Regretfully it would not be appropriate to continue this discussion further so please no further queries re manufacturers.



Posted By: Guests
Date Posted: 20 Mar 2010 at 3:48pm
Interesting web site good content. I would welcome discussion on a bact spec for using LF in a human feeding trial. TIA


Posted By: Guests
Date Posted: 20 Mar 2010 at 3:49pm
I have said a lot about this already. You need to identify the pathogens that are of particular concern to you. Ensure that the supplier has an appropriate HACCP system in place with rigorous environmental testing. End product testing cannot be used to confirm product safety although confirmation that that there is <1 pathogen in several hundred grams of product may help you get to sleep at night.
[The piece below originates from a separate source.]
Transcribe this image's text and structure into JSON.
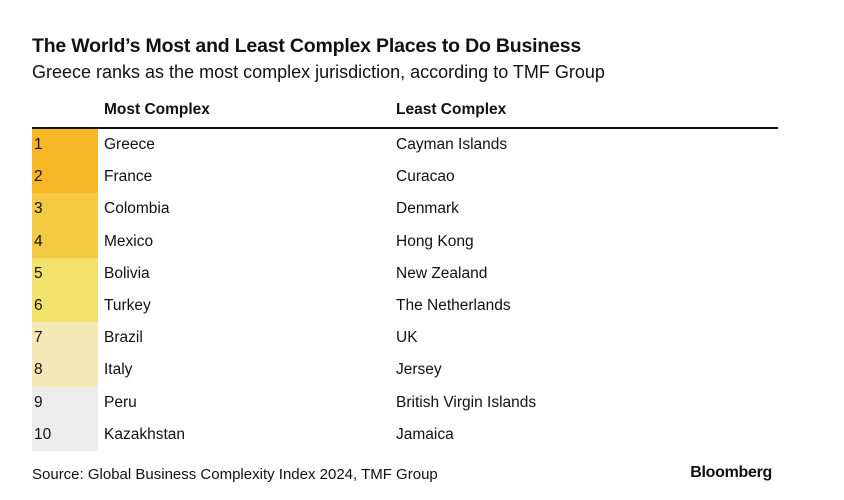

Taking 10 x 25 grams of sample and getting negative results for a pathogen does not mean that you can say there is <1 CFU pathogen in 250 grams of product! It is not safe to relate the concentration of pathogen in the sample you tested to the complete batch without some awareness of the statistics involved. Sampling statistics and the distribution of the pathogen in the product must be considered. Assuming a log-normal distribution, negative results from 10 samples each of 25 grams indicates that there is a probability (95%) of there being <1 pathogen in 83 grams (ICMSF Case 10). This is less reassuring than being able to say <1 pathogen in 250 grams. Similarly you must be cautious in interpreting what "not detected" in say 1 gram, 5 grams, 50 grams or other weight of product means.